Sin embargo, aclaró que este sistema presenta fallas importantes al tratar de predecir un fenómeno tan complejo como el clima. A diferencia de patrones generales, como las temporadas secas y lluviosas, los eventos atmosféricos tienen un comportamiento cíclico pero errático, lo que impide hacer predicciones confiables a corto plazo.
En el caso de Colombia, explicó que el clima de la región andina es bimodal, con dos temporadas secas y dos húmedas asociadas a los equinoccios y solsticios. Estos patrones permiten hacer estimaciones generales a lo largo del año, pero no pronósticos diarios basados únicamente en la observación puntual del clima.

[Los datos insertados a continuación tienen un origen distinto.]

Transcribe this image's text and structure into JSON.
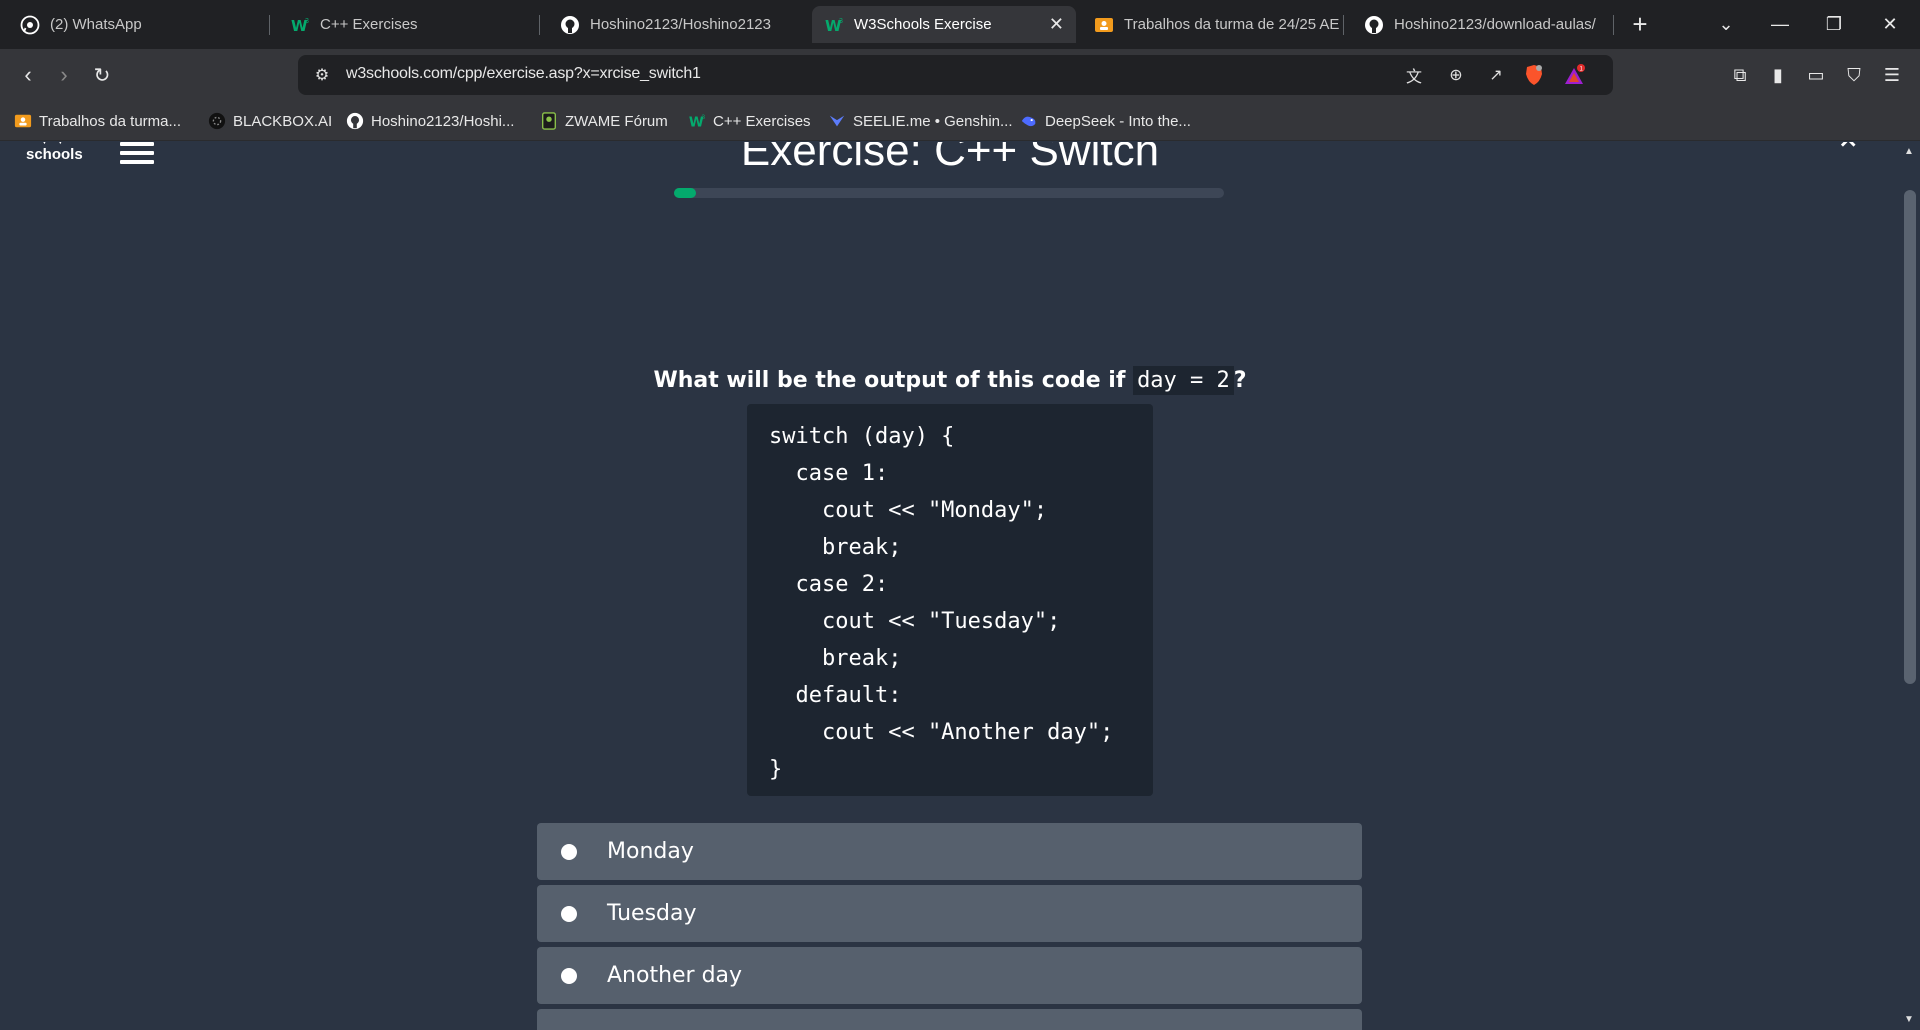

Pese a estas limitaciones, las cabañuelas han perdurado como una herramienta simbólica, especialmente en contextos rurales, donde durante décadas influyeron en decisiones agrícolas y actividades cotidianas. Su vigencia responde más a su valor cultural que a su efectividad meteorológica.
Hoy, aunque la ciencia ofrece métodos más precisos para entender el comportamiento del clima, las cabañuelas de enero siguen recordando cómo las tradiciones se dan con los ciclos de la naturaleza al comenzar un nuevo año.